16 En este punto es importante recordar que la vergüenza, en tanto enfatiza nuestra vulnerabilidad y nuestra dependencia respecto de la perspectiva y opiniones ajenas, puede tener efectos políticos tanto negativos como positivos; en este caso, estamos enfatizando lo que serían efectos positivos.

17 El término que usa Sócrates en estas ocasiones, cuando se habla del “mayor bien", es βέλτιστον, que es un modo superlativo de ἀγαθὸς.

18 Es importante considerar, sin embargo, que la posición “convencional" de Eutifrón es inconsistente, no solo en tanto que se muestra incapaz de dar cuenta del sentido de la norma, abriendo así, en la ignorancia, el espacio para la injusticia, sino que además viola otras convenciones que parecen tener un sentido que es menos equívoco, como la convención que nos obliga a cuidar de nuestros padres.
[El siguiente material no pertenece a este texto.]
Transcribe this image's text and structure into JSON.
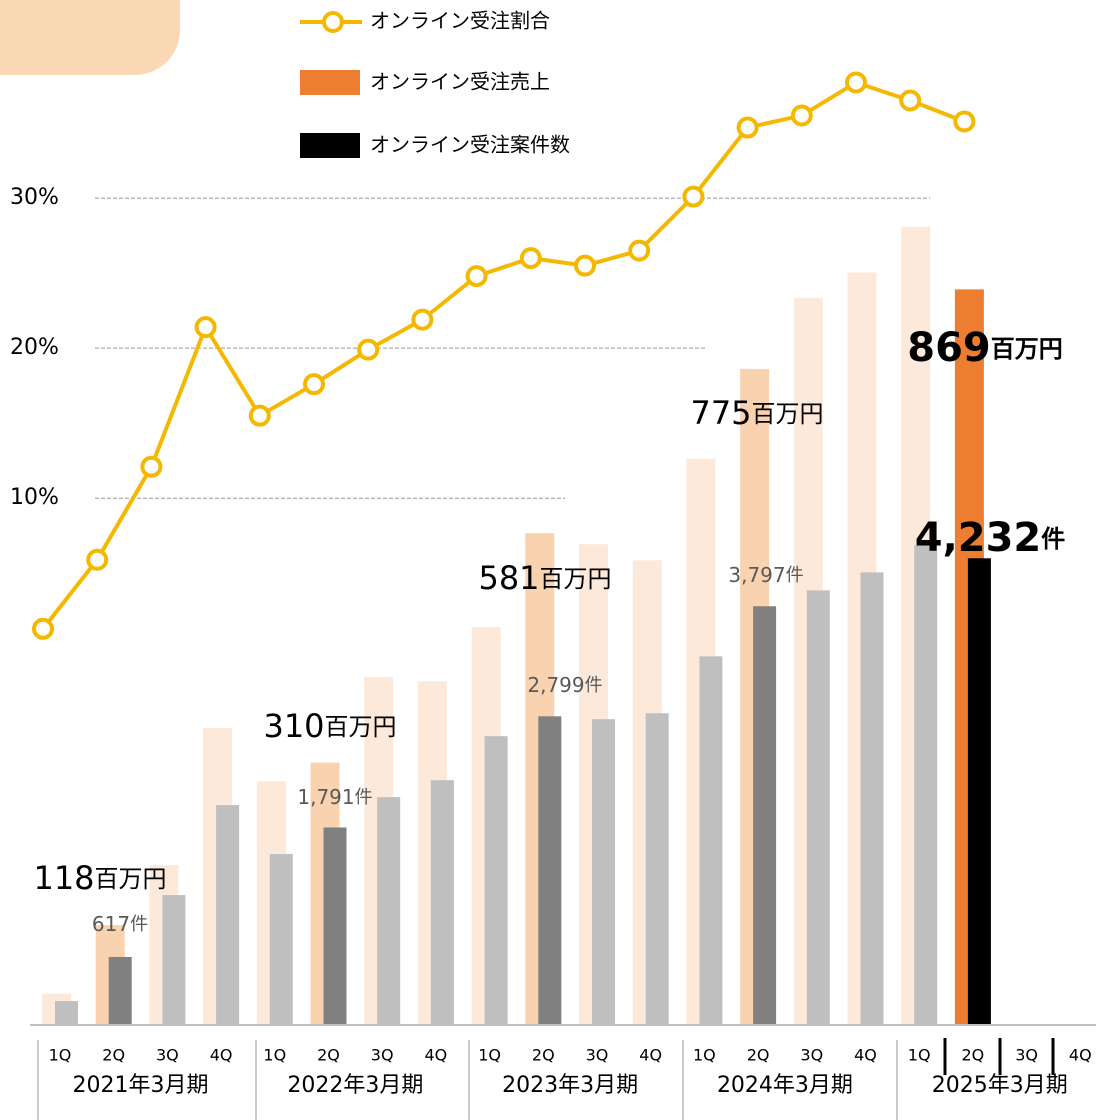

19 Queda la pregunta acerca de si, en últimas, todo juicio explicitado, todo juicio dado, establecido, formulado, respecto de un otro, quienquiera que este otro sea, es en sentido estricto injusto.

20 De hecho, para que una pena sea justa es necesario que el acusado, de alguna manera, la reconozca como tal. Si el acusado no logra realmente ver la injusticia en su acción, entonces la ley no puede valer como tal para él. De aquí la importancia política del buen entendimiento de la persuasión y la retórica.
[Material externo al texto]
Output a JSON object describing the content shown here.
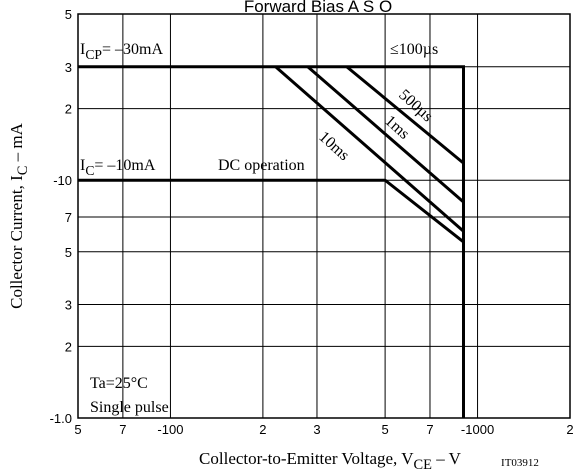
{
  "chart_data": {
    "type": "line",
    "title": "Forward Bias A S O",
    "x_label": {
      "parts": [
        "Collector-to-Emitter Voltage, V",
        "CE",
        " – V"
      ]
    },
    "y_label": {
      "parts": [
        "Collector Current, I",
        "C",
        " – mA"
      ]
    },
    "figure_id": "IT03912",
    "log_x": true,
    "log_y": true,
    "grid": true,
    "xlim": [
      -50,
      -2000
    ],
    "ylim": [
      -1,
      -50
    ],
    "xticks": [
      {
        "value": -50,
        "label": "5"
      },
      {
        "value": -70,
        "label": "7"
      },
      -100,
      {
        "value": -200,
        "label": "2"
      },
      {
        "value": -300,
        "label": "3"
      },
      {
        "value": -500,
        "label": "5"
      },
      {
        "value": -700,
        "label": "7"
      },
      -1000,
      {
        "value": -2000,
        "label": "2"
      }
    ],
    "yticks": [
      {
        "value": -1,
        "label": "-1.0"
      },
      {
        "value": -2,
        "label": "2"
      },
      {
        "value": -3,
        "label": "3"
      },
      {
        "value": -5,
        "label": "5"
      },
      {
        "value": -7,
        "label": "7"
      },
      -10,
      {
        "value": -20,
        "label": "2"
      },
      {
        "value": -30,
        "label": "3"
      },
      {
        "value": -50,
        "label": "5"
      }
    ],
    "series": [
      {
        "name": "≤100µs",
        "color": "#000000",
        "x": [
          -50,
          -900,
          -900
        ],
        "values": [
          -30,
          -30,
          -1
        ]
      },
      {
        "name": "500µs",
        "color": "#000000",
        "x": [
          -375,
          -900
        ],
        "values": [
          -30,
          -11.8
        ]
      },
      {
        "name": "1ms",
        "color": "#000000",
        "x": [
          -280,
          -900
        ],
        "values": [
          -30,
          -8.1
        ]
      },
      {
        "name": "10ms",
        "color": "#000000",
        "x": [
          -220,
          -900
        ],
        "values": [
          -30,
          -6.1
        ]
      },
      {
        "name": "DC operation",
        "color": "#000000",
        "x": [
          -50,
          -500,
          -900
        ],
        "values": [
          -10,
          -10,
          -5.5
        ]
      }
    ],
    "annotations": [
      {
        "parts": [
          "I",
          "CP",
          "= –30mA"
        ]
      },
      {
        "parts": [
          "I",
          "C",
          "= –10mA"
        ]
      },
      {
        "text": "Ta=25°C"
      },
      {
        "text": "Single pulse"
      }
    ]
  }
}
21 En este punto es importante subrayar que a lo largo del Gorgias Sócrates no ignora o niega la importancia de la persuasión, sino que la resalta al considerar la manera como esta se direcciona y qué pretende obtener: dinero, salud o poder, por ejemplo.

22 Como bien lo señala Dodds (1959, p. 30), el interés que podría despertar hoy día el Gorgias no depende de la dimensión formal o lógica de los argumentos dialécticos, que son raramente convincentes y, a veces, claramente falaces.

23 Al respecto es importante anotar que en el Gorgias se sugiere que, en general, la ignorancia respecto de lo justo o lo injusto puede ser, en sí misma, algo vergonzoso.

24 Independiente de la posición que se asuma respecto de la autenticidad de esta carta, que es una cuestión controversial, se trata de un documento cuyos planteamientos iluminan el punto que estamos examinando.

25 La formulación en griego que corresponde a parte de la última línea citada reza: “έχέλαμψε φρόνησις περὶ ἔκαστον καὶ νοῦς”, que traduce, literalmente, algo así como “irradia la prudencia y la intelección respecto de cada cosa". En este caso es importante tener en cuenta que el verbo έχέλαμψε es la conjugación en la tercera persona del singular, aoristo indicativo activo, del verbo ἐκλάμπω, que significa iluminar, radiar o fulgurar —en inglés to shine or beamforth, según se indica en la definición de la voz ἐκλάμπω en el Greek Lexicon de Liddell y Scott (1891) —.

26 Según se sugiere en la Carta VII (344c - d), nadie seriamente preocupado por cuestiones relativas al vicio y la virtud podría tomarse en serio lo que está simplemente escrito.